Wetzler, the NCAA said, used an agent who attended meetings with the Phillies and negotiated potential contract terms. The Phillies did not sign Wetzler, their fifth-round pick last June, and took the unusual step of reporting him. The amateur baseball community backlashed.
The university will appeal the ruling. It issued a caustic, 821-word release late Friday night that questioned the intentions of the NCAA and its "no-agent" bylaw. Steve Clark, Oregon State's vice president for university relations and marketing, said it was the school's "understanding" the Phillies' snitching spurred the investigation.
He would not detail the NCAA's evidence.
"If in fact this is true, that the Phillies were the folks that did this, we're disappointed," Clark said by phone. "Not because it's our student-athlete, but there is some inconsistency here."
The Phillies have yet to respond to the allegations. The last known instance of a major-league team reporting a violation to the NCAA, according to Baseball America, was in 1992 when the White Sox turned in A.J. Hinch.
The NCAA does not permit amateurs to hire agents, but lawyers or agents are permitted to act in an advisory role so long as they are not compensated and do not directly interact with major-league clubs. Oregon State agreed with the NCAA's findings, but described the penalty as "too harsh given all of the mitigating factors."
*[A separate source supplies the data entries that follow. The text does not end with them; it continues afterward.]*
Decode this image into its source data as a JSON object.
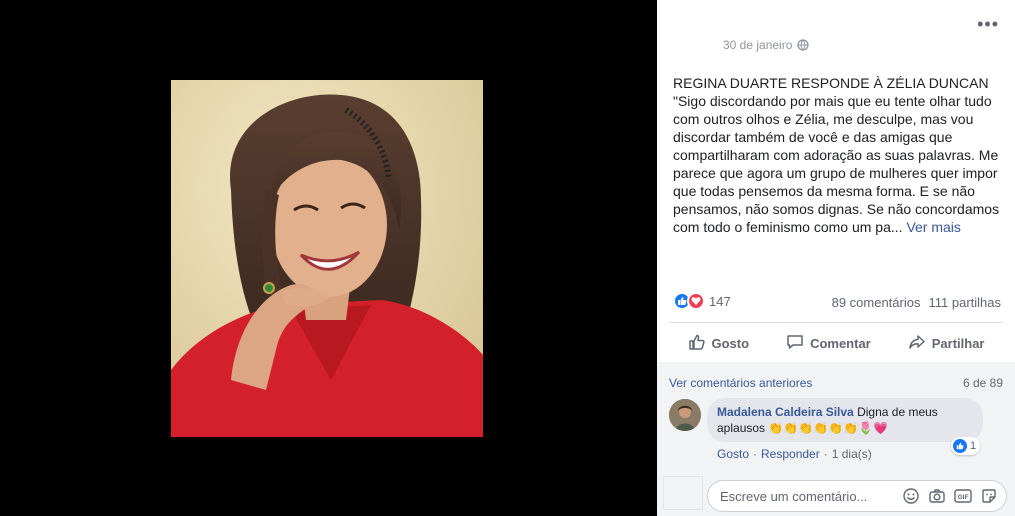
{
  "post": {
    "date": "30 de janeiro",
    "title": "REGINA DUARTE RESPONDE À ZÉLIA DUNCAN",
    "body": "\"Sigo discordando por mais que eu tente olhar tudo com outros olhos e Zélia, me desculpe, mas vou discordar também de você e das amigas que compartilharam com adoração as suas palavras. Me parece que agora um grupo de mulheres quer impor que todas pensemos da mesma forma. E se não pensamos, não somos dignas. Se não concordamos com todo o feminismo como um pa...",
    "see_more": "Ver mais",
    "reaction_count": "147",
    "comments_count": "89 comentários",
    "shares_count": "111 partilhas"
  },
  "actions": {
    "like": "Gosto",
    "comment": "Comentar",
    "share": "Partilhar"
  },
  "comments": {
    "view_previous": "Ver comentários anteriores",
    "paging": "6 de 89",
    "items": [
      {
        "author": "Madalena Caldeira Silva",
        "text": "Digna de meus aplausos",
        "emojis": "👏👏👏👏👏👏🌷💗",
        "likes": "1",
        "like_action": "Gosto",
        "reply_action": "Responder",
        "time": "1 dia(s)"
      }
    ],
    "input_placeholder": "Escreve um comentário..."
  },
  "icons": {
    "globe": "globe-icon",
    "more": "more-options-icon",
    "like": "thumbs-up-icon",
    "love": "heart-icon",
    "comment": "speech-bubble-icon",
    "share": "share-arrow-icon",
    "emoji": "smiley-icon",
    "camera": "camera-icon",
    "gif": "gif-icon",
    "sticker": "sticker-icon"
  },
  "colors": {
    "link": "#385898",
    "like_blue": "#1877f2",
    "love_red": "#f33e58",
    "jacket_red": "#d4202a"
  }
}
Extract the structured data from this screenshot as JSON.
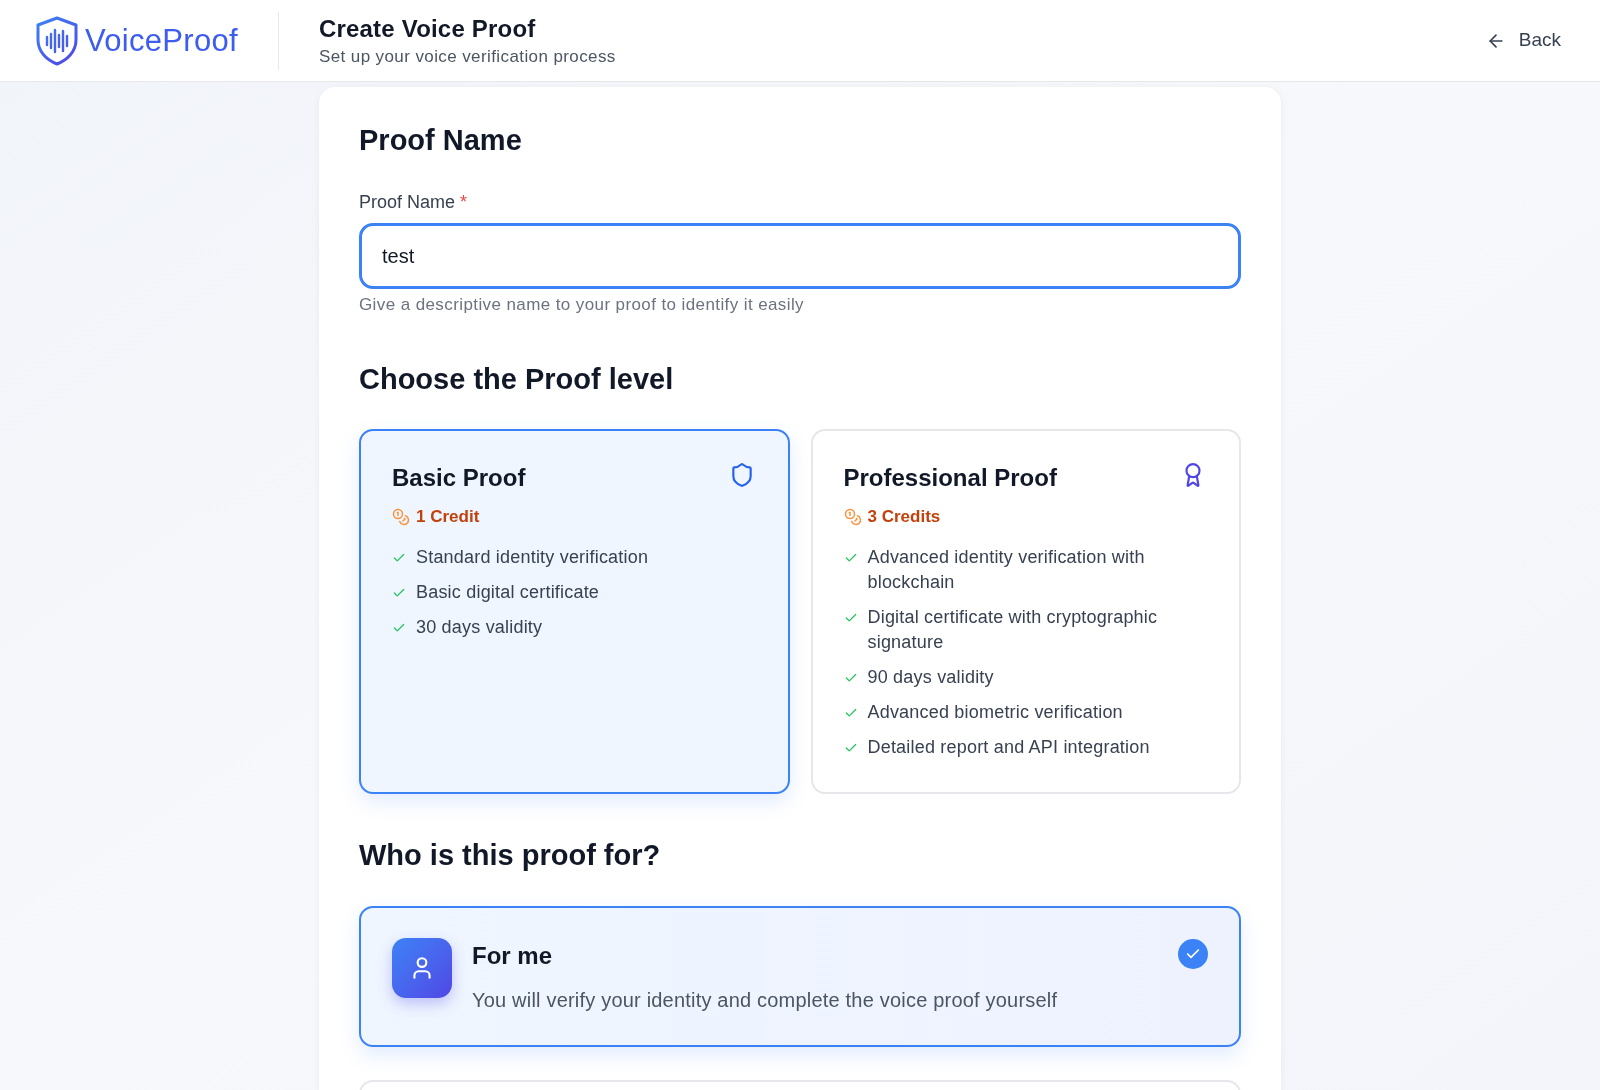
{
  "header": {
    "logo_text": "VoiceProof",
    "title": "Create Voice Proof",
    "subtitle": "Set up your voice verification process",
    "back_link": "Back"
  },
  "proof_name": {
    "heading": "Proof Name",
    "label": "Proof Name",
    "required_mark": "*",
    "value": "test",
    "focused": true,
    "helper": "Give a descriptive name to your proof to identify it easily"
  },
  "proof_level": {
    "heading": "Choose the Proof level",
    "options": [
      {
        "kind": "basic",
        "title": "Basic Proof",
        "credits": "1 Credit",
        "selected": true,
        "features": [
          "Standard identity verification",
          "Basic digital certificate",
          "30 days validity"
        ]
      },
      {
        "kind": "professional",
        "title": "Professional Proof",
        "credits": "3 Credits",
        "selected": false,
        "features": [
          "Advanced identity verification with blockchain",
          "Digital certificate with cryptographic signature",
          "90 days validity",
          "Advanced biometric verification",
          "Detailed report and API integration"
        ]
      }
    ]
  },
  "recipient": {
    "heading": "Who is this proof for?",
    "options": [
      {
        "kind": "self",
        "title": "For me",
        "description": "You will verify your identity and complete the voice proof yourself",
        "selected": true
      }
    ]
  }
}
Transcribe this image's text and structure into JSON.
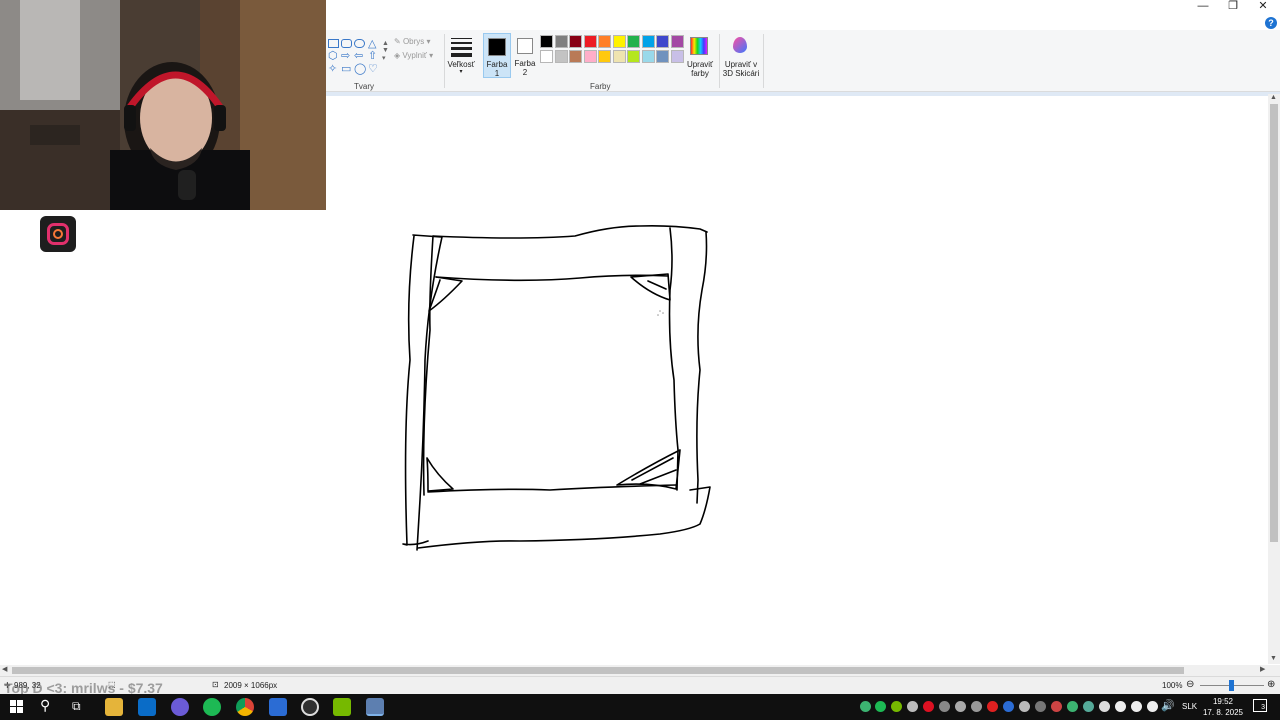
{
  "window": {
    "minimize_icon": "minimize-icon",
    "restore_icon": "restore-icon",
    "close_icon": "close-icon",
    "help_icon": "help-icon"
  },
  "ribbon": {
    "shapes_group_label": "Tvary",
    "outline_label": "Obrys",
    "fill_label": "Vyplniť",
    "size_label": "Veľkosť",
    "color1_label_a": "Farba",
    "color1_label_b": "1",
    "color2_label_a": "Farba",
    "color2_label_b": "2",
    "colors_group_label": "Farby",
    "edit_colors_a": "Upraviť",
    "edit_colors_b": "farby",
    "paint3d_a": "Upraviť v",
    "paint3d_b": "3D Skicári",
    "palette_row1": [
      "#000000",
      "#7f7f7f",
      "#880015",
      "#ed1c24",
      "#ff7f27",
      "#fff200",
      "#22b14c",
      "#00a2e8",
      "#3f48cc",
      "#a349a4"
    ],
    "palette_row2": [
      "#ffffff",
      "#c3c3c3",
      "#b97a57",
      "#ffaec9",
      "#ffc90e",
      "#efe4b0",
      "#b5e61d",
      "#99d9ea",
      "#7092be",
      "#c8bfe7"
    ],
    "color1": "#000000",
    "color2": "#ffffff"
  },
  "status": {
    "cursor_pos": "989, 32",
    "image_size": "2009 × 1066px",
    "zoom": "100%",
    "overlay_text": "Top D <3: mrilws - $7.37"
  },
  "taskbar": {
    "language": "SLK",
    "time": "19:52",
    "date": "17. 8. 2025",
    "notification_count": "3"
  }
}
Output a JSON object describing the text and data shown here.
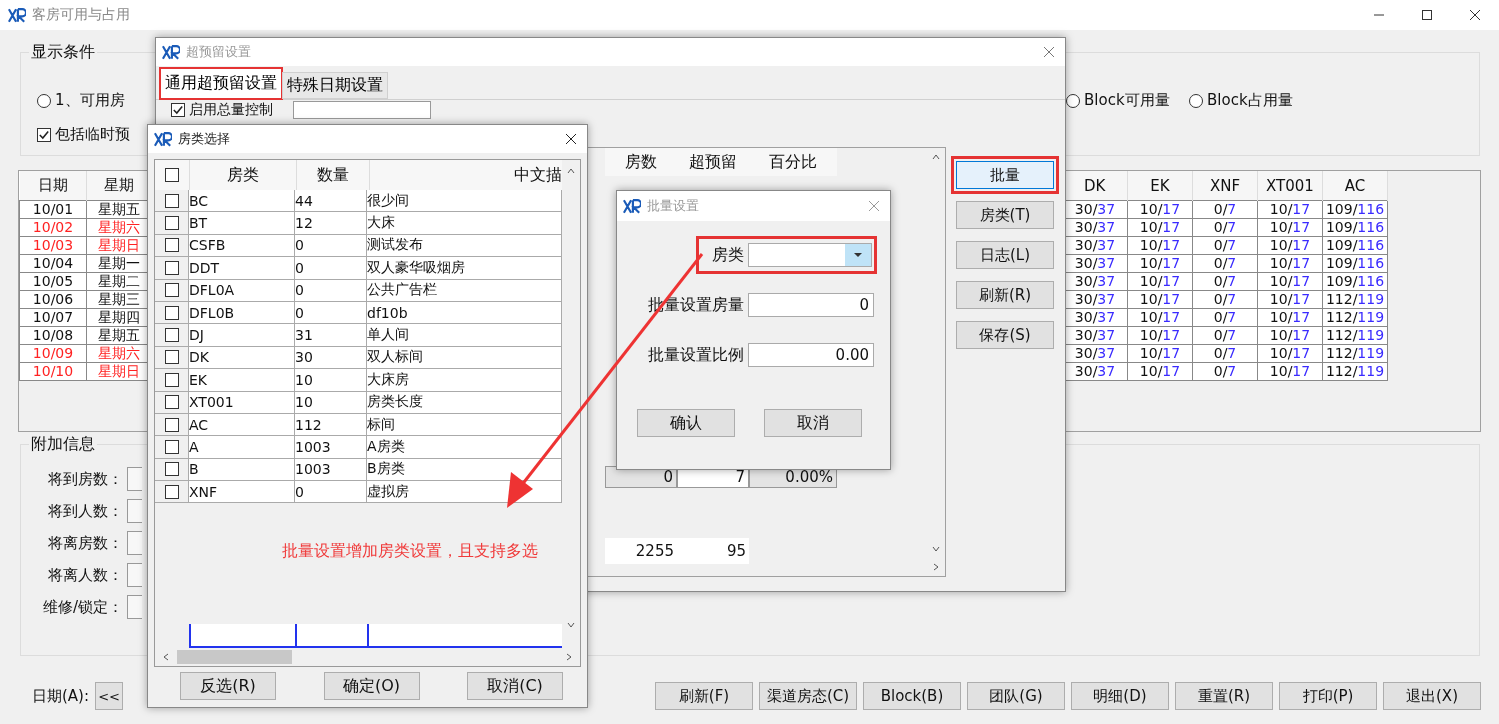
{
  "main_window": {
    "title": "客房可用与占用",
    "display_group": {
      "title": "显示条件",
      "options": [
        {
          "kind": "radio",
          "label": "1、可用房",
          "checked": false
        },
        {
          "kind": "checkbox",
          "label": "包括临时预",
          "checked": true
        },
        {
          "kind": "radio",
          "label": "Block可用量",
          "checked": false
        },
        {
          "kind": "radio",
          "label": "Block占用量",
          "checked": false
        }
      ]
    },
    "date_table": {
      "columns": [
        "日期",
        "星期"
      ],
      "rows": [
        {
          "date": "10/01",
          "weekday": "星期五",
          "weekend": false
        },
        {
          "date": "10/02",
          "weekday": "星期六",
          "weekend": true
        },
        {
          "date": "10/03",
          "weekday": "星期日",
          "weekend": true
        },
        {
          "date": "10/04",
          "weekday": "星期一",
          "weekend": false
        },
        {
          "date": "10/05",
          "weekday": "星期二",
          "weekend": false
        },
        {
          "date": "10/06",
          "weekday": "星期三",
          "weekend": false
        },
        {
          "date": "10/07",
          "weekday": "星期四",
          "weekend": false
        },
        {
          "date": "10/08",
          "weekday": "星期五",
          "weekend": false
        },
        {
          "date": "10/09",
          "weekday": "星期六",
          "weekend": true
        },
        {
          "date": "10/10",
          "weekday": "星期日",
          "weekend": true
        }
      ]
    },
    "room_table": {
      "columns": [
        "DK",
        "EK",
        "XNF",
        "XT001",
        "AC"
      ],
      "rows": [
        [
          {
            "used": "30/",
            "total": "37"
          },
          {
            "used": "10/",
            "total": "17"
          },
          {
            "used": "0/",
            "total": "7"
          },
          {
            "used": "10/",
            "total": "17"
          },
          {
            "used": "109/",
            "total": "116"
          }
        ],
        [
          {
            "used": "30/",
            "total": "37"
          },
          {
            "used": "10/",
            "total": "17"
          },
          {
            "used": "0/",
            "total": "7"
          },
          {
            "used": "10/",
            "total": "17"
          },
          {
            "used": "109/",
            "total": "116"
          }
        ],
        [
          {
            "used": "30/",
            "total": "37"
          },
          {
            "used": "10/",
            "total": "17"
          },
          {
            "used": "0/",
            "total": "7"
          },
          {
            "used": "10/",
            "total": "17"
          },
          {
            "used": "109/",
            "total": "116"
          }
        ],
        [
          {
            "used": "30/",
            "total": "37"
          },
          {
            "used": "10/",
            "total": "17"
          },
          {
            "used": "0/",
            "total": "7"
          },
          {
            "used": "10/",
            "total": "17"
          },
          {
            "used": "109/",
            "total": "116"
          }
        ],
        [
          {
            "used": "30/",
            "total": "37"
          },
          {
            "used": "10/",
            "total": "17"
          },
          {
            "used": "0/",
            "total": "7"
          },
          {
            "used": "10/",
            "total": "17"
          },
          {
            "used": "109/",
            "total": "116"
          }
        ],
        [
          {
            "used": "30/",
            "total": "37"
          },
          {
            "used": "10/",
            "total": "17"
          },
          {
            "used": "0/",
            "total": "7"
          },
          {
            "used": "10/",
            "total": "17"
          },
          {
            "used": "112/",
            "total": "119"
          }
        ],
        [
          {
            "used": "30/",
            "total": "37"
          },
          {
            "used": "10/",
            "total": "17"
          },
          {
            "used": "0/",
            "total": "7"
          },
          {
            "used": "10/",
            "total": "17"
          },
          {
            "used": "112/",
            "total": "119"
          }
        ],
        [
          {
            "used": "30/",
            "total": "37"
          },
          {
            "used": "10/",
            "total": "17"
          },
          {
            "used": "0/",
            "total": "7"
          },
          {
            "used": "10/",
            "total": "17"
          },
          {
            "used": "112/",
            "total": "119"
          }
        ],
        [
          {
            "used": "30/",
            "total": "37"
          },
          {
            "used": "10/",
            "total": "17"
          },
          {
            "used": "0/",
            "total": "7"
          },
          {
            "used": "10/",
            "total": "17"
          },
          {
            "used": "112/",
            "total": "119"
          }
        ],
        [
          {
            "used": "30/",
            "total": "37"
          },
          {
            "used": "10/",
            "total": "17"
          },
          {
            "used": "0/",
            "total": "7"
          },
          {
            "used": "10/",
            "total": "17"
          },
          {
            "used": "112/",
            "total": "119"
          }
        ]
      ]
    },
    "extra_group": {
      "title": "附加信息",
      "labels": [
        "将到房数：",
        "将到人数：",
        "将离房数：",
        "将离人数：",
        "维修/锁定："
      ]
    },
    "date_label": "日期(A):",
    "prev_button": "<<",
    "buttons": [
      "刷新(F)",
      "渠道房态(C)",
      "Block(B)",
      "团队(G)",
      "明细(D)",
      "重置(R)",
      "打印(P)",
      "退出(X)"
    ]
  },
  "overbook_dialog": {
    "title": "超预留设置",
    "tabs": [
      {
        "label": "通用超预留设置",
        "selected": true,
        "highlighted": true
      },
      {
        "label": "特殊日期设置",
        "selected": false,
        "highlighted": false
      }
    ],
    "total_control": {
      "label": "启用总量控制",
      "checked": true
    },
    "columns": [
      "房数",
      "超预留",
      "百分比"
    ],
    "rows": [
      {
        "rooms": "0",
        "overbook": "7",
        "percent": "0.00%"
      }
    ],
    "totals": {
      "rooms": "2255",
      "overbook": "95"
    },
    "buttons": [
      {
        "label": "批量",
        "highlighted": true
      },
      {
        "label": "房类(T)",
        "highlighted": false
      },
      {
        "label": "日志(L)",
        "highlighted": false
      },
      {
        "label": "刷新(R)",
        "highlighted": false
      },
      {
        "label": "保存(S)",
        "highlighted": false
      }
    ]
  },
  "room_type_dialog": {
    "title": "房类选择",
    "all_checked": false,
    "columns": [
      "房类",
      "数量",
      "中文描"
    ],
    "rows": [
      {
        "code": "BC",
        "count": "44",
        "desc": "很少间",
        "checked": false
      },
      {
        "code": "BT",
        "count": "12",
        "desc": "大床",
        "checked": false
      },
      {
        "code": "CSFB",
        "count": "0",
        "desc": "测试发布",
        "checked": false
      },
      {
        "code": "DDT",
        "count": "0",
        "desc": "双人豪华吸烟房",
        "checked": false
      },
      {
        "code": "DFL0A",
        "count": "0",
        "desc": "公共广告栏",
        "checked": false
      },
      {
        "code": "DFL0B",
        "count": "0",
        "desc": "df10b",
        "checked": false
      },
      {
        "code": "DJ",
        "count": "31",
        "desc": "单人间",
        "checked": false
      },
      {
        "code": "DK",
        "count": "30",
        "desc": "双人标间",
        "checked": false
      },
      {
        "code": "EK",
        "count": "10",
        "desc": "大床房",
        "checked": false
      },
      {
        "code": "XT001",
        "count": "10",
        "desc": "房类长度",
        "checked": false
      },
      {
        "code": "AC",
        "count": "112",
        "desc": "标间",
        "checked": false
      },
      {
        "code": "A",
        "count": "1003",
        "desc": "A房类",
        "checked": false
      },
      {
        "code": "B",
        "count": "1003",
        "desc": "B房类",
        "checked": false
      },
      {
        "code": "XNF",
        "count": "0",
        "desc": "虚拟房",
        "checked": false
      }
    ],
    "annotation": "批量设置增加房类设置，且支持多选",
    "buttons": [
      "反选(R)",
      "确定(O)",
      "取消(C)"
    ]
  },
  "batch_dialog": {
    "title": "批量设置",
    "fields": [
      {
        "kind": "select",
        "label": "房类",
        "highlighted": true
      },
      {
        "kind": "number",
        "label": "批量设置房量",
        "value": "0",
        "highlighted": false
      },
      {
        "kind": "number",
        "label": "批量设置比例",
        "value": "0.00",
        "highlighted": false
      }
    ],
    "buttons": [
      "确认",
      "取消"
    ]
  }
}
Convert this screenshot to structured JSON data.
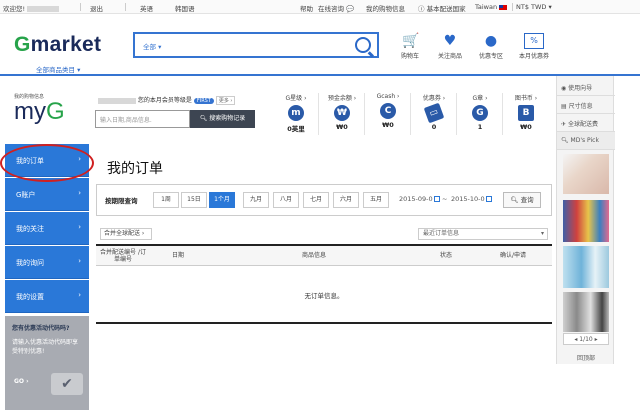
{
  "topbar": {
    "welcome": "欢迎您!",
    "logout": "退出",
    "english": "英语",
    "korean": "韩国语",
    "help": "帮助",
    "online_consult": "在线咨询",
    "my_shopping": "我的购物信息",
    "basic_country": "基本配送国家",
    "country": "Taiwan",
    "currency": "NT$ TWD ▾"
  },
  "header": {
    "logo_g": "G",
    "logo_rest": "market",
    "search_category": "全部",
    "cart": "购物车",
    "favorites": "关注商品",
    "deals": "优惠专区",
    "monthly_coupon": "本月优惠券",
    "all_categories": "全部商品类目 ▾"
  },
  "myg": {
    "small": "我的购物信息",
    "logo_my": "my",
    "logo_g": "G",
    "grade_text": "您的本月会员等级是",
    "grade_badge": "FIRST",
    "more": "更多 ›",
    "search_placeholder": "输入日期,商品信息.",
    "search_button": "搜索购物记录"
  },
  "stats": [
    {
      "label": "G星级 ›",
      "icon": "m",
      "value": "0英里"
    },
    {
      "label": "预金余额 ›",
      "icon": "₩",
      "value": "₩0"
    },
    {
      "label": "Gcash ›",
      "icon": "C",
      "value": "₩0"
    },
    {
      "label": "优惠券 ›",
      "icon": "▭",
      "value": "0"
    },
    {
      "label": "G章 ›",
      "icon": "G",
      "value": "1"
    },
    {
      "label": "图书币 ›",
      "icon": "B",
      "value": "₩0"
    }
  ],
  "right_panel": {
    "guide": "使用向导",
    "size_info": "尺寸信息",
    "global_ship_fee": "全球配送费",
    "mds_pick": "MD's Pick",
    "pager": "◂ 1/10 ▸",
    "back_top": "回顶部"
  },
  "sidebar": {
    "items": [
      "我的订单",
      "G账户",
      "我的关注",
      "我的询问",
      "我的设置"
    ],
    "promo_title": "您有优惠活动代码吗?",
    "promo_text": "请输入优惠活动代码即享受特别优惠!",
    "promo_go": "GO ›"
  },
  "main": {
    "title": "我的订单",
    "filter_label": "按期限查询",
    "periods": [
      "1周",
      "15日",
      "1个月",
      "九月",
      "八月",
      "七月",
      "六月",
      "五月"
    ],
    "active_period": "1个月",
    "date_from": "2015-09-0",
    "date_to": "2015-10-0",
    "query_button": "查询",
    "global_ship": "合并全球配送 ›",
    "sort_select": "最近订单信息",
    "columns": [
      "合并配送编号 /订单编号",
      "日期",
      "商品信息",
      "状态",
      "确认/申请"
    ],
    "empty": "无订单信息。"
  },
  "colors": {
    "accent": "#2a78d8",
    "brand_navy": "#1a2a5a",
    "brand_green": "#27a34a",
    "highlight": "#d02020"
  }
}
It is standard practice for amateur players to engage an agent for advice on contractual matters while negotiating with billion-dollar companies, and the strict rules of communication are typically ignored. The Phillies also reported Washington State outfielder Jason Monda, their sixth-round pick, but he was cleared of any wrongdoing.
The NCAA annually surveys college seniors who were drafted but return to school. That due diligence includes discussions with the major-league team that drafted the player. The teams rarely identify any improprieties, even if negotiations were acrimonious.
"What's clear to us is that individuals within the NCAA and member institutions have discussed this matter for some time, saying that this rule needs to be fixed," Clark said. "We think this is a very unfortunate circumstance. It really points out what's wrong when a student-athlete decides to evaluate a matter and return to school, and now he is punished.
"Our point is that it's time to stand up for our student-athlete and the choice he made to return to college, but also to address that this matter needs to be changed. It doesn't make sense."
Wetzler's 11-game suspension represents 20 percent of Oregon State's season. He is the ace starter for the No. 2-ranked team in the nation.